A combination of atmospheric phenomena has resulted in El Salvador exceeding the record in cumulative rainfall (1,200 mm in one week), something without precedent—not even seen with the passage of Hurricane Mitch in 1998, which resulted in 860 mm in rainfall, making experts take notice.
“Climate change is not something that is coming, we are suffering through it now, this (the weather condition) is further evidence of the vulnerability that is leading to unsustainable levels of impact, with which our societies are going to have to live,” said Raúl Artiga, the official from the Central American Commission for Environment and Development (CCAD), to AFP.
Artiga, coordinator of the Climate Change and Risk Management Unit in the CCAD, based in San Salvador, believes that the current situation already exceeds the levels of impact that the Economic Commission on Latin America and the Caribbean (ECLAC) and other organizations had been expecting to see within ten years.
A recent ECLAC study entitled “The Economics of Climate Change”, warned that in fiscal terms, its impact is a liability that “will affect public finances for several generations.” The estimated cumulative cost by 2100 “is equivalent to $73,000 billion current dollars or $52,000 million at 2002 prices, approximately 54% of regional GDP in 2008,” the report said.
The present emergency in Central America, which according to Salvadoran meteorologist Lorraine Soriano is a product of atmospheric phenomena that are being formed at “a lower altitude than historically seen” in the Pacific, destroyed bridges, thousands of kilometers of road network and left millions in losses to agriculture of subsistence basic grains, in addition to causing 80 deaths,.
“What we are showing with reports from all countries is the rising of such (weather) events in the last decade and this gives us an indication that indeed climate variability associated with climate change is just one element to which we will be subject, “said Artiga.
The Central American coordinator of the Global Water Partnership (GWP), Maureen Ballestero, warned that the outlook is worrying. According Ballestero, what is happening is a “mixture of climate variability and climate change that is worrying. There are many impacts from the effects of climate change. We cannot close our eyes. We are living the effects in Central America.”
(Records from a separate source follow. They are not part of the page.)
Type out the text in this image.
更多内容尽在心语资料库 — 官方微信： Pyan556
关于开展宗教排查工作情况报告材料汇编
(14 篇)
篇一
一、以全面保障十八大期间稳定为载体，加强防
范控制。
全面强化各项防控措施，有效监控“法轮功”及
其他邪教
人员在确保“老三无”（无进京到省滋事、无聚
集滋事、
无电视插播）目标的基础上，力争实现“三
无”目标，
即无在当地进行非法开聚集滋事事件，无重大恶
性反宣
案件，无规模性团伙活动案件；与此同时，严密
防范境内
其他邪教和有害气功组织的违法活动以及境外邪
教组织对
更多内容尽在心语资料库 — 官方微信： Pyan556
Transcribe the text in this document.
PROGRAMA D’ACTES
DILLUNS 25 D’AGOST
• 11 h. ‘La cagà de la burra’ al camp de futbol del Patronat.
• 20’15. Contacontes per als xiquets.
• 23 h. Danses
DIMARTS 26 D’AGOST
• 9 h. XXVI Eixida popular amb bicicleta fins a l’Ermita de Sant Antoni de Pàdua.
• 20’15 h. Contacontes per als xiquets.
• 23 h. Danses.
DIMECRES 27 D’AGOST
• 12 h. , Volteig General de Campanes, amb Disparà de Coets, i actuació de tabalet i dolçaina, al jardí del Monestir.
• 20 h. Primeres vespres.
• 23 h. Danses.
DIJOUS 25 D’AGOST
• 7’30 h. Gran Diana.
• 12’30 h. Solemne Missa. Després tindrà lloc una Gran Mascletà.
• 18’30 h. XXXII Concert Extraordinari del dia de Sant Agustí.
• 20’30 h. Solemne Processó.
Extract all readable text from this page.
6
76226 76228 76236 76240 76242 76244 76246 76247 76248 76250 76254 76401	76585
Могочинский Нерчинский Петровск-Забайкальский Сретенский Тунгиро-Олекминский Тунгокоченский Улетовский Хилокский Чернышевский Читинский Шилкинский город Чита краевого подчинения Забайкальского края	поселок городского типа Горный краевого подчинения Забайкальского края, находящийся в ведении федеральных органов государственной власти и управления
For El Salvador’s Minister of the Environment, Herman Rosa Chavez, the torrential rains caused by weather phenomena originating in the Pacific Ocean “are part of the extreme events,” with the danger that “the frequency with which they are occuring is increasing.”
“We have disorder in the climate; in the the 60s and 70s we were impacted by atmospheric phenomenon once every decade, then in the eighties there were two, in the 90’s four, between 2000 and 2010 there were seven events and in this new decade we have the first event and the question is how many are there going to be? “said Rosa Chavez.
Given the costs of adapting to climate change, Rosa Chavez appealed to access the Green Fund, which under the principle of “shared responsibility”, is endowed by contributions from countries that emit more greenhouse gases.